Option #2 is unlikely to lead to any near-term fix, and we certainly
wouldn't dare back-patch it.
Sure, although I think it's questionable whether we should back-patch
anyway, since there's no guarantee that every plan change anybody gets
will be a desirable one.
I've wondered about that too, but it seems to depend on the assumption
that clauses are estimated independently by clauselist_selectivity, which
has not been true for a long time (and is getting less true not more so).
So we could possibly apply something like this for parallelism, but not
for parameterized paths, and that makes it less appealing ... IMO anyway.
I agree.
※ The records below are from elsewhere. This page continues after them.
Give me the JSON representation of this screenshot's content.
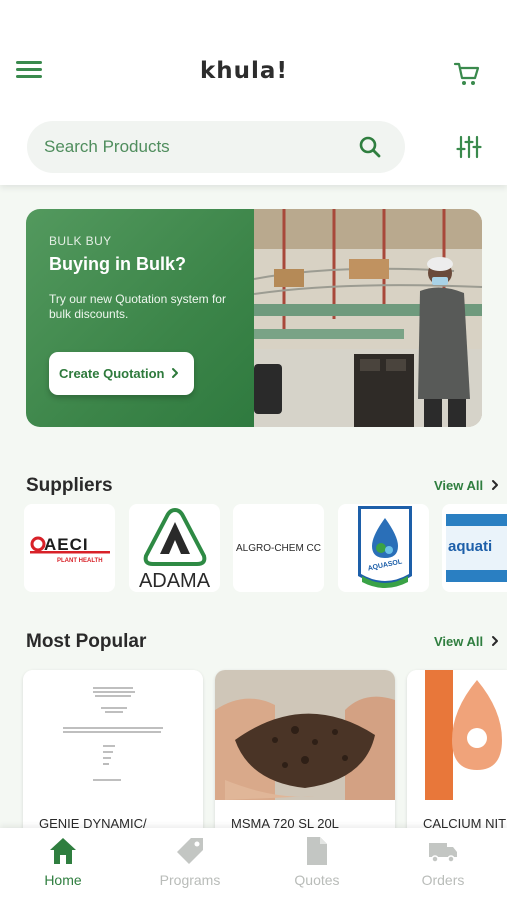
{
  "header": {
    "logo": "khula!",
    "search_placeholder": "Search Products",
    "icons": [
      "menu-icon",
      "cart-icon",
      "search-icon",
      "filter-icon"
    ]
  },
  "banner": {
    "eyebrow": "BULK BUY",
    "title": "Buying in Bulk?",
    "text": "Try our new Quotation system for bulk discounts.",
    "cta": "Create Quotation"
  },
  "suppliers": {
    "title": "Suppliers",
    "view_all": "View All",
    "items": [
      {
        "name": "AECI",
        "tagline": "PLANT HEALTH"
      },
      {
        "name": "ADAMA"
      },
      {
        "name": "ALGRO-CHEM CC"
      },
      {
        "name": "AQUASOL"
      },
      {
        "name": "aquati"
      }
    ]
  },
  "popular": {
    "title": "Most Popular",
    "view_all": "View All",
    "items": [
      {
        "name": "GENIE DYNAMIC/"
      },
      {
        "name": "MSMA 720 SL 20L"
      },
      {
        "name": "CALCIUM NITI"
      }
    ]
  },
  "nav": {
    "items": [
      {
        "label": "Home",
        "icon": "home-icon",
        "active": true
      },
      {
        "label": "Programs",
        "icon": "tag-icon",
        "active": false
      },
      {
        "label": "Quotes",
        "icon": "document-icon",
        "active": false
      },
      {
        "label": "Orders",
        "icon": "truck-icon",
        "active": false
      }
    ]
  },
  "colors": {
    "brand_green": "#2f7e3f",
    "background": "#f4f8f3",
    "inactive": "#b9bcb9"
  }
}
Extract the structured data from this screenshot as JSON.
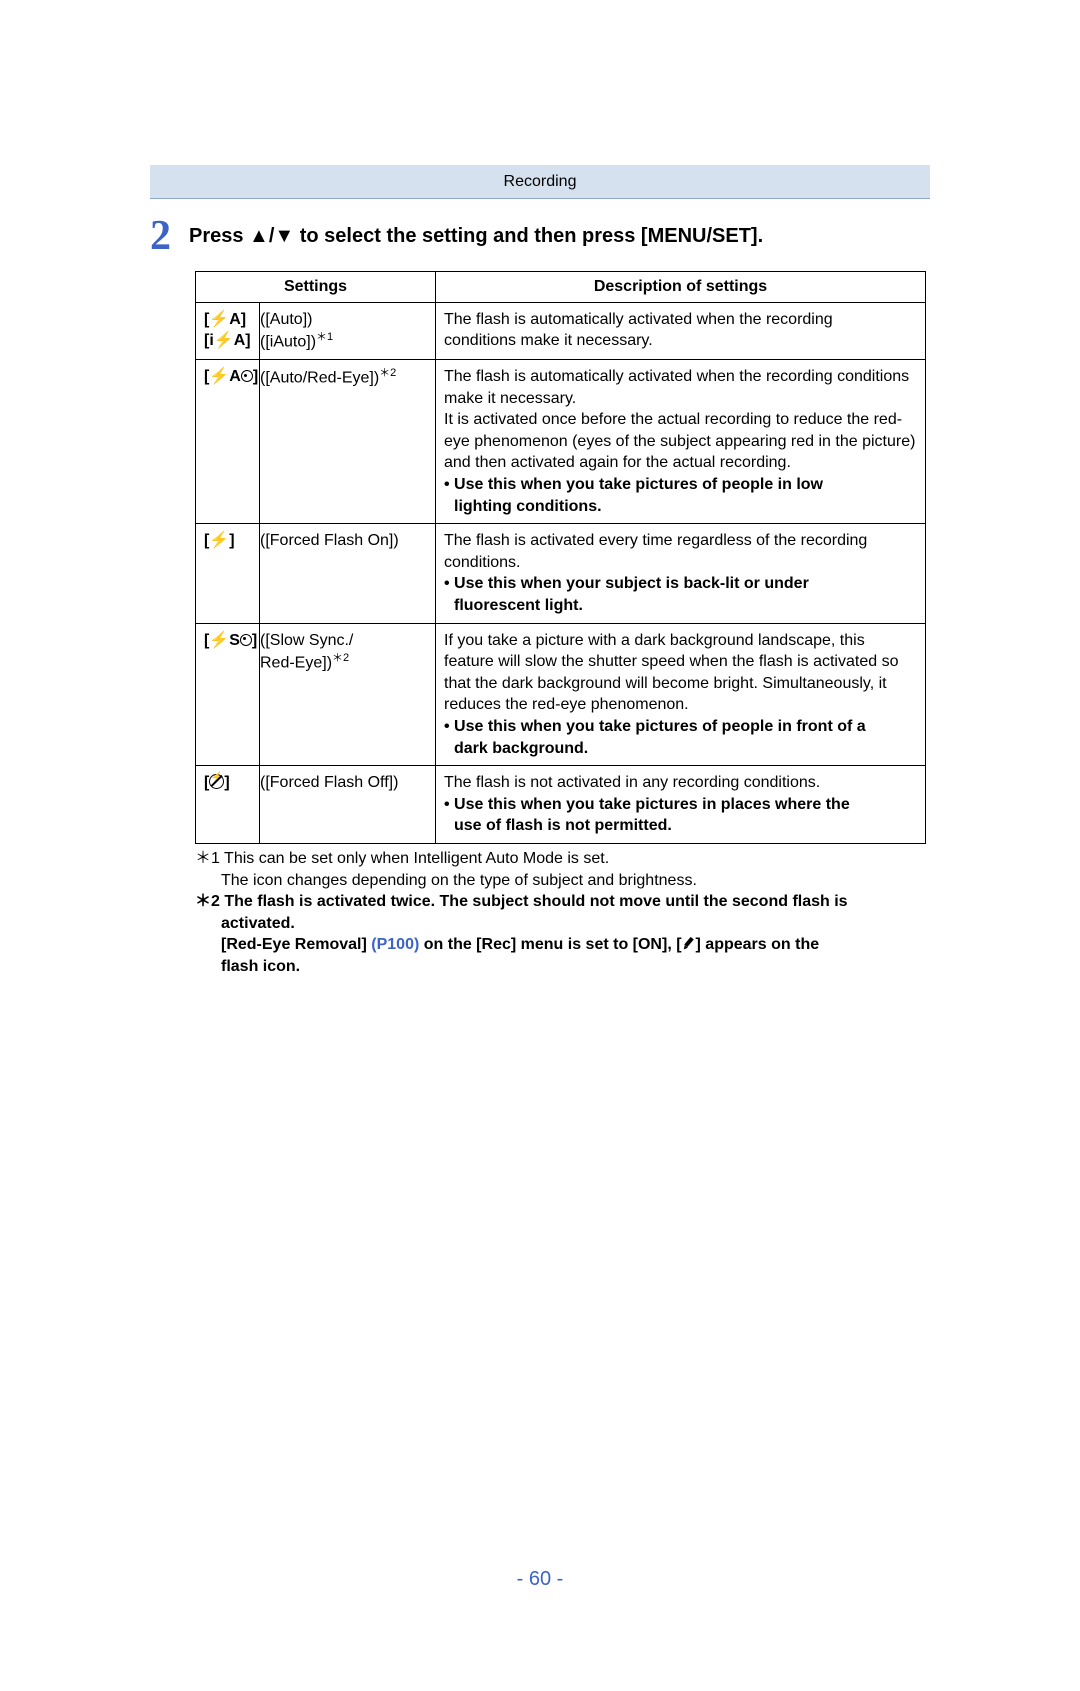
{
  "breadcrumb": "Recording",
  "step": {
    "number": "2",
    "text": "Press ▲/▼ to select the setting and then press [MENU/SET]."
  },
  "table": {
    "headers": {
      "settings": "Settings",
      "description": "Description of settings"
    },
    "rows": {
      "auto": {
        "icon1": "[⚡A]",
        "label1": "([Auto])",
        "icon2": "[i⚡A]",
        "label2_prefix": "([iAuto])",
        "label2_sup": "＊1",
        "desc_line1": "The flash is automatically activated when the recording",
        "desc_line2": "conditions make it necessary."
      },
      "auto_redeye": {
        "icon_main": "[⚡A",
        "icon_close": "]",
        "label_prefix": "([Auto/Red-Eye])",
        "label_sup": "＊2",
        "desc1": "The flash is automatically activated when the recording conditions make it necessary.",
        "desc2": "It is activated once before the actual recording to reduce the red-eye phenomenon (eyes of the subject appearing red in the picture) and then activated again for the actual recording.",
        "use1": "Use this when you take pictures of people in low",
        "use1b": "lighting conditions."
      },
      "forced_on": {
        "icon": "[⚡]",
        "label": "([Forced Flash On])",
        "desc": "The flash is activated every time regardless of the recording conditions.",
        "use1": "Use this when your subject is back-lit or under",
        "use1b": "fluorescent light."
      },
      "slow_sync": {
        "icon_main": "[⚡S",
        "icon_close": "]",
        "label_prefix": "([Slow Sync./",
        "label_line2": "Red-Eye])",
        "label_sup": "＊2",
        "desc": "If you take a picture with a dark background landscape, this feature will slow the shutter speed when the flash is activated so that the dark background will become bright. Simultaneously, it reduces the red-eye phenomenon.",
        "use1": "Use this when you take pictures of people in front of a",
        "use1b": "dark background."
      },
      "forced_off": {
        "icon_open": "[",
        "icon_close": "]",
        "label": "([Forced Flash Off])",
        "desc": "The flash is not activated in any recording conditions.",
        "use1": "Use this when you take pictures in places where the",
        "use1b": "use of flash is not permitted."
      }
    }
  },
  "footnotes": {
    "fn1_a": "＊1 This can be set only when Intelligent Auto Mode is set.",
    "fn1_b": "The icon changes depending on the type of subject and brightness.",
    "fn2_a": "＊2 The flash is activated twice. The subject should not move until the second flash is",
    "fn2_a2": "activated.",
    "fn2_b_pre": "[Red-Eye Removal] ",
    "fn2_b_link": "(P100)",
    "fn2_b_mid": " on the [Rec] menu is set to [ON], [",
    "fn2_b_post": "] appears on the",
    "fn2_b2": "flash icon."
  },
  "page_number": "- 60 -"
}
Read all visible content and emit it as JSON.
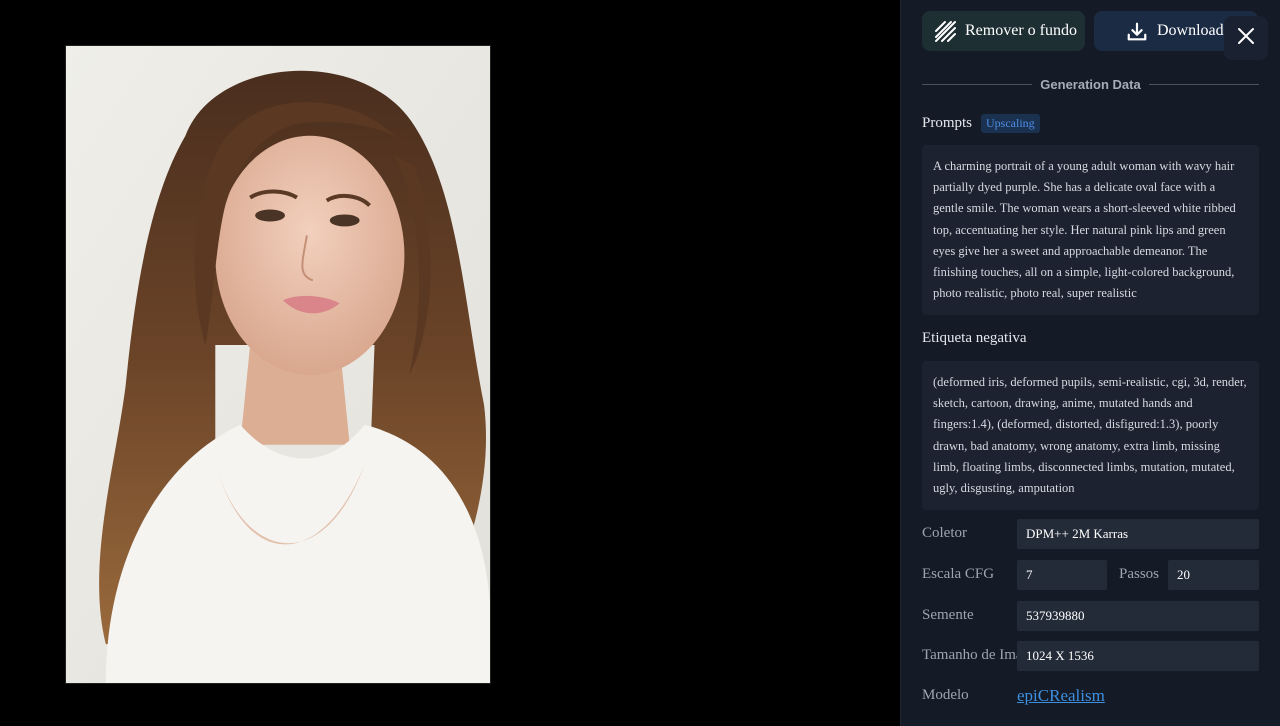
{
  "actions": {
    "remove_bg_label": "Remover o fundo",
    "download_label": "Download"
  },
  "generation": {
    "section_title": "Generation Data",
    "prompts_label": "Prompts",
    "prompts_tag": "Upscaling",
    "prompt_text": "A charming portrait of a young adult woman with wavy hair partially dyed purple. She has a delicate oval face with a gentle smile. The woman wears a short-sleeved white ribbed top, accentuating her style. Her natural pink lips and green eyes give her a sweet and approachable demeanor. The finishing touches, all on a simple, light-colored background, photo realistic, photo real, super realistic",
    "negative_label": "Etiqueta negativa",
    "negative_text": "(deformed iris, deformed pupils, semi-realistic, cgi, 3d, render, sketch, cartoon, drawing, anime, mutated hands and fingers:1.4), (deformed, distorted, disfigured:1.3), poorly drawn, bad anatomy, wrong anatomy, extra limb, missing limb, floating limbs, disconnected limbs, mutation, mutated, ugly, disgusting, amputation"
  },
  "params": {
    "sampler_label": "Coletor",
    "sampler_value": "DPM++ 2M Karras",
    "cfg_label": "Escala CFG",
    "cfg_value": "7",
    "steps_label": "Passos",
    "steps_value": "20",
    "seed_label": "Semente",
    "seed_value": "537939880",
    "size_label": "Tamanho de Imagem",
    "size_value": "1024 X 1536",
    "model_label": "Modelo",
    "model_value": "epiCRealism"
  },
  "icons": {
    "remove_bg": "diagonal-lines-icon",
    "download": "download-icon",
    "close": "close-icon"
  }
}
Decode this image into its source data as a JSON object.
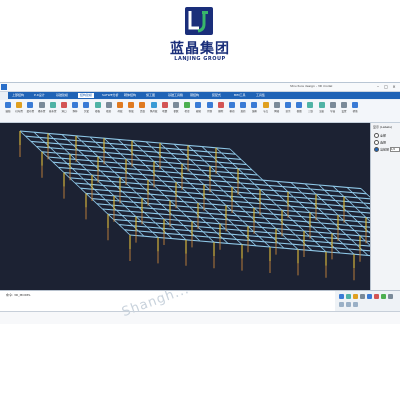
{
  "logo": {
    "name_cn": "蓝晶集团",
    "name_en": "LANJING GROUP",
    "brand_color": "#1a2e7a"
  },
  "window": {
    "title": "Structure design - 3D model",
    "minimize": "–",
    "maximize": "□",
    "close": "×"
  },
  "menu": {
    "items": [
      {
        "label": "上部结构",
        "active": false
      },
      {
        "label": "P-K设计",
        "active": false
      },
      {
        "label": "基础建模",
        "active": false
      },
      {
        "label": "结构建模",
        "active": true
      },
      {
        "label": "SATWE分析",
        "active": false
      },
      {
        "label": "砌体结构",
        "active": false
      },
      {
        "label": "施工图",
        "active": false
      },
      {
        "label": "基础工具箱",
        "active": false
      },
      {
        "label": "钢结构",
        "active": false
      },
      {
        "label": "装配式",
        "active": false
      },
      {
        "label": "BIM工具",
        "active": false
      },
      {
        "label": "工具集",
        "active": false
      }
    ],
    "accent": "#1f63b6"
  },
  "ribbon": {
    "tools": [
      {
        "label": "轴线",
        "icon": "grid-icon",
        "color": "#3a7bd5"
      },
      {
        "label": "柱布置",
        "icon": "column-icon",
        "color": "#e0a020"
      },
      {
        "label": "梁布置",
        "icon": "beam-icon",
        "color": "#3a7bd5"
      },
      {
        "label": "墙布置",
        "icon": "wall-icon",
        "color": "#7a8a99"
      },
      {
        "label": "板布置",
        "icon": "slab-icon",
        "color": "#4fb3a5"
      },
      {
        "label": "洞口",
        "icon": "opening-icon",
        "color": "#d35454"
      },
      {
        "label": "斜杆",
        "icon": "brace-icon",
        "color": "#3a7bd5"
      },
      {
        "label": "次梁",
        "icon": "joist-icon",
        "color": "#3a7bd5"
      },
      {
        "label": "楼板",
        "icon": "floor-icon",
        "color": "#4fb3a5"
      },
      {
        "label": "楼层",
        "icon": "storey-icon",
        "color": "#7a8a99"
      },
      {
        "label": "荷载",
        "icon": "load-icon",
        "color": "#e07a20"
      },
      {
        "label": "恒载",
        "icon": "deadload-icon",
        "color": "#e07a20"
      },
      {
        "label": "活载",
        "icon": "liveload-icon",
        "color": "#e07a20"
      },
      {
        "label": "风荷载",
        "icon": "wind-icon",
        "color": "#3a9bd5"
      },
      {
        "label": "地震",
        "icon": "seismic-icon",
        "color": "#d35454"
      },
      {
        "label": "参数",
        "icon": "param-icon",
        "color": "#7a8a99"
      },
      {
        "label": "检查",
        "icon": "check-icon",
        "color": "#4caf50"
      },
      {
        "label": "编辑",
        "icon": "edit-icon",
        "color": "#3a7bd5"
      },
      {
        "label": "复制",
        "icon": "copy-icon",
        "color": "#3a7bd5"
      },
      {
        "label": "删除",
        "icon": "delete-icon",
        "color": "#d35454"
      },
      {
        "label": "移动",
        "icon": "move-icon",
        "color": "#3a7bd5"
      },
      {
        "label": "旋转",
        "icon": "rotate-icon",
        "color": "#3a7bd5"
      },
      {
        "label": "镜像",
        "icon": "mirror-icon",
        "color": "#3a7bd5"
      },
      {
        "label": "节点",
        "icon": "node-icon",
        "color": "#e0a020"
      },
      {
        "label": "网格",
        "icon": "mesh-icon",
        "color": "#7a8a99"
      },
      {
        "label": "显示",
        "icon": "display-icon",
        "color": "#3a7bd5"
      },
      {
        "label": "视图",
        "icon": "view-icon",
        "color": "#3a7bd5"
      },
      {
        "label": "三维",
        "icon": "3d-icon",
        "color": "#4fb3a5"
      },
      {
        "label": "渲染",
        "icon": "render-icon",
        "color": "#4fb3a5"
      },
      {
        "label": "导出",
        "icon": "export-icon",
        "color": "#7a8a99"
      },
      {
        "label": "设置",
        "icon": "gear-icon",
        "color": "#7a8a99"
      },
      {
        "label": "帮助",
        "icon": "help-icon",
        "color": "#3a7bd5"
      }
    ]
  },
  "viewport": {
    "background": "#1c2233",
    "beam_color": "#8fc8e8",
    "column_color": "#d4b23a",
    "pile_color": "#c8853a"
  },
  "panel": {
    "title": "显示 (Labels)",
    "options": [
      {
        "label": "全部",
        "selected": false
      },
      {
        "label": "选择",
        "selected": false
      },
      {
        "label": "当前层",
        "selected": true
      }
    ],
    "input_value": "1/4"
  },
  "command": {
    "prompt": "命令: 3D_MODEL"
  },
  "watermark": "Shangh..."
}
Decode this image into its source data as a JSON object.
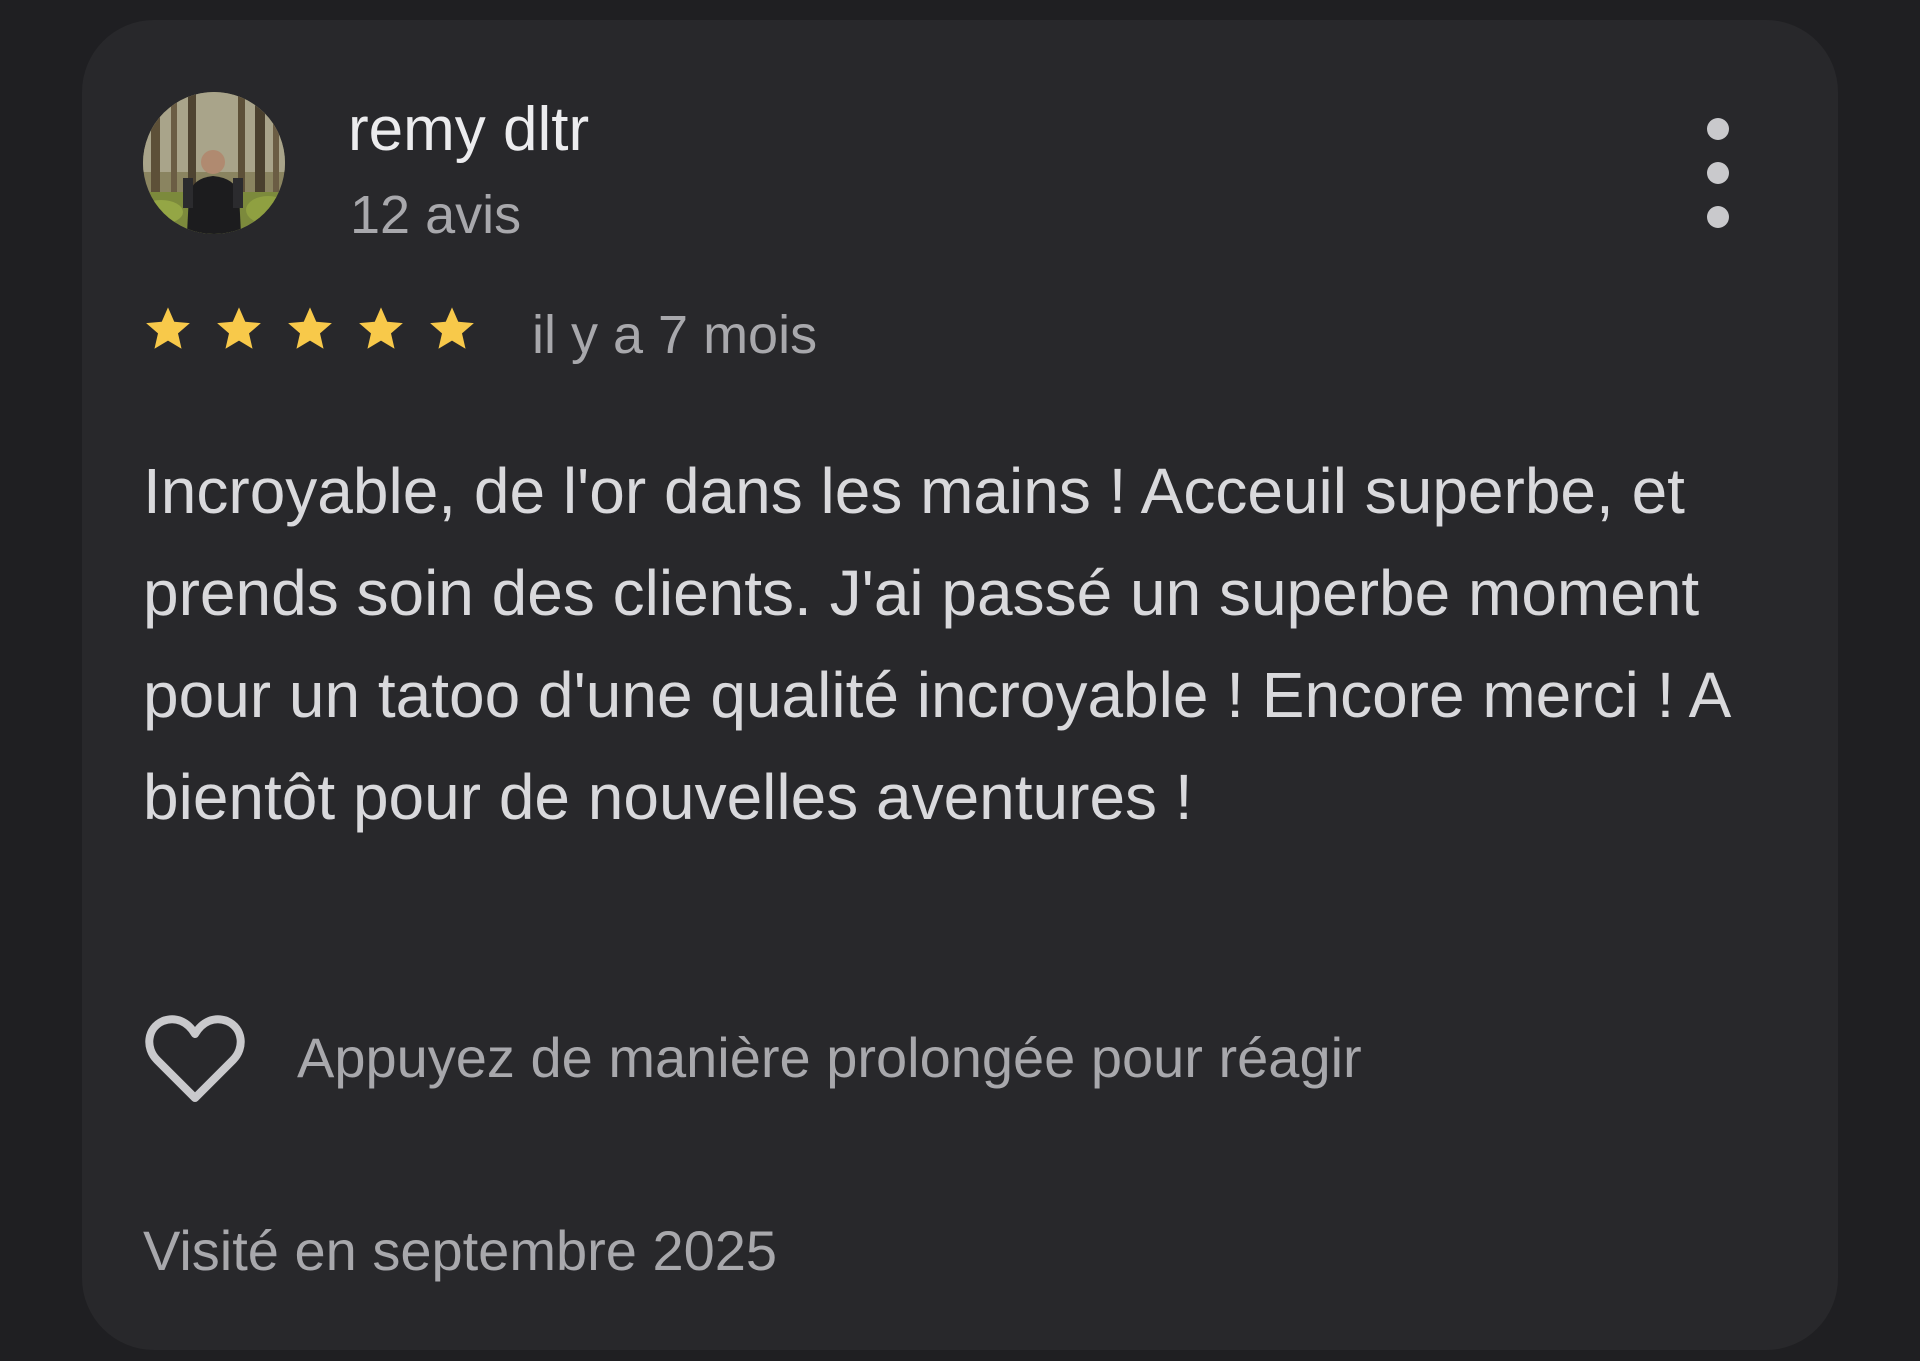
{
  "review": {
    "reviewer": {
      "name": "remy dltr",
      "review_count": "12 avis",
      "avatar_icon": "user-avatar-photo"
    },
    "rating": {
      "stars_filled": 5,
      "stars_total": 5,
      "star_color": "#f8c94a"
    },
    "time_ago": "il y a 7 mois",
    "text": "Incroyable, de l'or dans les mains ! Acceuil superbe, et prends soin des clients. J'ai passé un superbe moment pour un tatoo d'une qualité incroyable ! Encore merci ! A bientôt pour de nouvelles aventures !",
    "react_hint": "Appuyez de manière prolongée pour réagir",
    "visit_date": "Visité en septembre 2025",
    "more_icon": "more-vertical-icon",
    "react_icon": "heart-outline-icon"
  },
  "colors": {
    "page_background": "#1f1f22",
    "card_background": "#28282b",
    "primary_text": "#ececee",
    "secondary_text": "#a8a8ac",
    "body_text": "#d9d9dc"
  }
}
We'd have to correct for that somehow, and that might be awkward.
I have thought it might be good to explicitly mark partial paths with the
estimated number of workers, which would be effectively the same thing
as what you're talking about. But I wonder if we'd not still be better off
keeping the path rowcount as being number-of-rows-in-each-worker, and
just scale it up by the multiplier for EXPLAIN output. (And then also
print the true total number of rows in EXPLAIN ANALYZE.) If we do the
inverse of that, then we risk bugs from failing to correct the rowcount
during cost-estimation calculations.
That I don't like at all. I'm still of the opinion that it's a huge
mistake for EXPLAIN to print int(rowcount/loops) instead of just
rowcount. The division is never what I want and in my experience is
also not what other people want and often causes confusion. Both the
division and the rounding lose information about precisely what row
count was estimated, which makes it harder to figure out where in the
plan things went wrong. I am not at all keen on adding more ways for
what we print out to be different from the information actually stored
in the plan tree. I don't know for sure what we ought to be storing in
the plan tree, but I think whatever we store should also be what we
print. I think the fact that we've chosen to store something in the
plan tree is strong evidence that that exact value, and not some
quantity derived therefrom, is what's interesting.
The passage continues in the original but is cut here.